# 2009 National Confrerence (Ligonier Ministries)



## BJClark (Nov 12, 2008)

Don't know if anyone is interested but just in case:

March 19-21 Orlando Fl

Topic:

The Holiness of God

Speakers:

Thabiti Anyabwile -Cosmic Treason: Sin & the Holiness of God

Alistair Begg - The Breath of the Almighty: The Holy Spirit

D.A. Carson- A Holy Nation: The Churches High Calling

Ligon Duncan-Calvin & Christian Life

Sinclair Ferguson - The Doctrines of Grace/ Hallowed Be Your Name: The Holiness of the Father

Robert Godfrey- Wounded for Our Transgressions: The Holiness of God and the Cross

Steven J. Lawson: The Legacy of John Calvin/ The Holy One of God: The Holiness of Jesus

Al Mohler- John Calvin: Preacher & Teacher

R. C. Sproul- Love God? Sometimes I hate Him: The Meaning of Holiness/ A Consuming Fire: Holiness, Wrath, and Justice

R.C. Sproul Jr.- Training up Your children: Family Worship of the Holy God

Derek Thomas-Be Ye Holy: The necessity of Sanctification

Special Guests

Jennifer Velaquez
James Brown
Westminster Brass
Jose Garcia
Chuck & Nancy Snyder


----------



## Wannabee (Nov 12, 2008)

Very interested. We're considering it, but finances from the U.P. to FL aren't cheap. We'll see.


----------



## BJClark (Nov 12, 2008)

Wannabee;



> Very interested. We're considering it, but finances from the U.P. to FL aren't cheap. We'll see.
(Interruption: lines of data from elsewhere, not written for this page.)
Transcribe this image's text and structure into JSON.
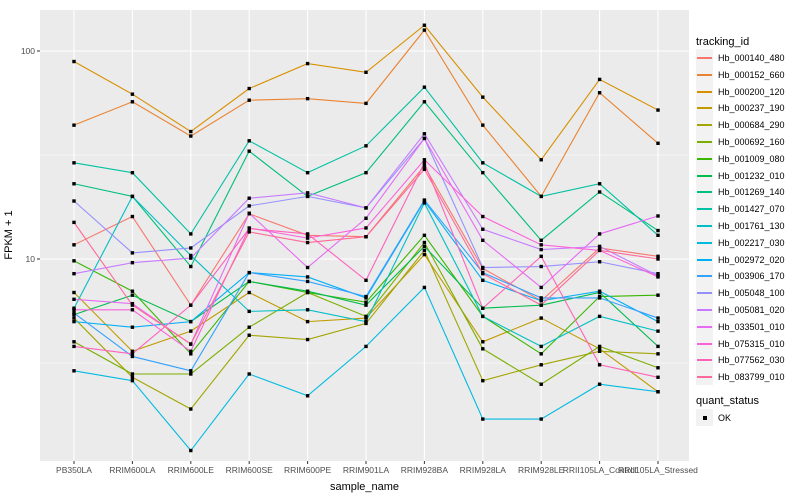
{
  "figure": {
    "x_axis_title": "sample_name",
    "y_axis_title": "FPKM + 1",
    "tracking_legend_title": "tracking_id",
    "quant_legend_title": "quant_status",
    "quant_legend_item": "OK"
  },
  "chart_data": {
    "type": "line",
    "title": "",
    "xlabel": "sample_name",
    "ylabel": "FPKM + 1",
    "y_scale": "log10",
    "ylim": [
      1.07,
      157
    ],
    "grid": true,
    "legend_position": "right",
    "panel_background": "#EBEBEB",
    "marker": "black-square",
    "x": [
      "PB350LA",
      "RRIM600LA",
      "RRIM600LE",
      "RRIM600SE",
      "RRIM600PE",
      "RRIM901LA",
      "RRIM928BA",
      "RRIM928LA",
      "RRIM928LE",
      "RRII105LA_Control",
      "RRII105LA_Stressed"
    ],
    "y_axis": {
      "ticks": [
        100,
        10
      ],
      "tick_labels": [
        "100",
        "10"
      ],
      "minor_gridlines": [
        31.62,
        3.162
      ]
    },
    "series": [
      {
        "name": "Hb_000140_480",
        "color": "#F8766D",
        "values": [
          11.7,
          16,
          6.0,
          16.5,
          13,
          12.8,
          28,
          9.0,
          6.3,
          11.3,
          10.3
        ]
      },
      {
        "name": "Hb_000152_660",
        "color": "#EA8331",
        "values": [
          44,
          57,
          39,
          58,
          59,
          56,
          126,
          44,
          20,
          63,
          36
        ]
      },
      {
        "name": "Hb_000200_120",
        "color": "#D89000",
        "values": [
          89,
          62,
          41,
          66,
          87,
          79,
          133,
          60,
          30,
          73,
          52
        ]
      },
      {
        "name": "Hb_000237_190",
        "color": "#C09B00",
        "values": [
          6.9,
          3.6,
          4.5,
          6.9,
          5.0,
          5.2,
          10.5,
          4.0,
          5.2,
          3.7,
          2.3
        ]
      },
      {
        "name": "Hb_000684_290",
        "color": "#A3A500",
        "values": [
          5.2,
          2.7,
          1.9,
          4.3,
          4.1,
          4.9,
          11,
          2.6,
          3.1,
          3.6,
          3.5
        ]
      },
      {
        "name": "Hb_000692_160",
        "color": "#7CAE00",
        "values": [
          4.0,
          2.8,
          2.8,
          4.7,
          6.9,
          5.3,
          12,
          3.7,
          2.5,
          3.8,
          3.0
        ]
      },
      {
        "name": "Hb_001009_080",
        "color": "#39B600",
        "values": [
          9.8,
          7.0,
          3.5,
          7.8,
          6.9,
          6.2,
          13,
          5.3,
          3.5,
          6.6,
          6.7
        ]
      },
      {
        "name": "Hb_001232_010",
        "color": "#00BB4E",
        "values": [
          5.4,
          6.7,
          5.0,
          7.8,
          7.0,
          6.0,
          11.5,
          5.8,
          6.0,
          6.9,
          3.8
        ]
      },
      {
        "name": "Hb_001269_140",
        "color": "#00BF7D",
        "values": [
          23,
          20,
          9.2,
          33,
          20,
          26,
          57,
          26,
          12.3,
          21,
          13.7
        ]
      },
      {
        "name": "Hb_001427_070",
        "color": "#00C1A3",
        "values": [
          29,
          26,
          13.2,
          37,
          26,
          35,
          67,
          29,
          20,
          23,
          13
        ]
      },
      {
        "name": "Hb_001761_130",
        "color": "#00BFC4",
        "values": [
          5.8,
          20,
          10.4,
          5.6,
          5.7,
          5.0,
          18.6,
          5.3,
          3.8,
          5.3,
          4.5
        ]
      },
      {
        "name": "Hb_002217_030",
        "color": "#00BAE0",
        "values": [
          2.9,
          2.6,
          1.2,
          2.8,
          2.2,
          3.8,
          7.3,
          1.7,
          1.7,
          2.5,
          2.3
        ]
      },
      {
        "name": "Hb_002972_020",
        "color": "#00B0F6",
        "values": [
          5.0,
          4.7,
          5.0,
          8.6,
          8.2,
          6.5,
          19,
          7.9,
          6.3,
          7.0,
          5.0
        ]
      },
      {
        "name": "Hb_003906_170",
        "color": "#35A2FF",
        "values": [
          5.5,
          3.4,
          2.9,
          8.6,
          7.8,
          6.6,
          19.2,
          8.6,
          6.5,
          6.5,
          5.2
        ]
      },
      {
        "name": "Hb_005048_100",
        "color": "#9590FF",
        "values": [
          19,
          10.7,
          11.3,
          18,
          20,
          17.6,
          38,
          9.1,
          9.2,
          9.7,
          8.5
        ]
      },
      {
        "name": "Hb_005081_020",
        "color": "#C77CFF",
        "values": [
          8.5,
          9.6,
          10.1,
          19.6,
          20.8,
          17.6,
          40,
          13.9,
          11.1,
          11.5,
          8.3
        ]
      },
      {
        "name": "Hb_033501_010",
        "color": "#E76BF3",
        "values": [
          6.4,
          6.1,
          3.9,
          16.6,
          9.1,
          15.7,
          38,
          12.3,
          7.3,
          13.2,
          16.1
        ]
      },
      {
        "name": "Hb_075315_010",
        "color": "#FA62DB",
        "values": [
          5.7,
          5.7,
          3.6,
          14.1,
          12.6,
          14.1,
          30,
          16,
          11.7,
          11.0,
          8.2
        ]
      },
      {
        "name": "Hb_077562_030",
        "color": "#FF62BC",
        "values": [
          3.8,
          3.5,
          6.0,
          14.0,
          13.2,
          7.9,
          29,
          5.8,
          10.3,
          3.1,
          2.7
        ]
      },
      {
        "name": "Hb_083799_010",
        "color": "#FF6A98",
        "values": [
          15,
          6.0,
          3.9,
          13.5,
          12.0,
          12.8,
          27,
          8.5,
          6.0,
          11.0,
          10.0
        ]
      }
    ],
    "quant_status": {
      "label": "OK",
      "marker": "black-square"
    }
  }
}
I understand, something else that may be helpful is that they offer scholarships to help pay for the cost of the conference to folks willing to volunteer as well.

While it may not help the cost of the drive/flight, it may help with not having to pay the total cost for the conference??


----------



## Wannabee (Nov 12, 2008)

Thanks Bobbi,

I have a coupon, which makes the conference itself fairly affordable. And, we have friends in the area, so accommodations aren't an issue. It's just getting there. Spirit flies from Chicago to Tampa though, so we might be able to do something. I was going to take a long break during March to prepare to preach through my next book too, so it might work out, D.v.


----------



## BJClark (Nov 12, 2008)

Wannabee;



> I have a coupon, which makes the conference itself fairly affordable. And, we have friends in the area, so accommodations aren't an issue. It's just getting there. Spirit flies from Chicago to Tampa though, so we might be able to do something. I was going to take a long break during March to prepare to preach through my next book too, so it might work out, D.v.




They have a name and number of a person to contact to make flight reservations of your interested, don't know if it would cheaper that way or just making them yourself..

They also have a promo code for a car rental, if it's something you'd want to check into..


----------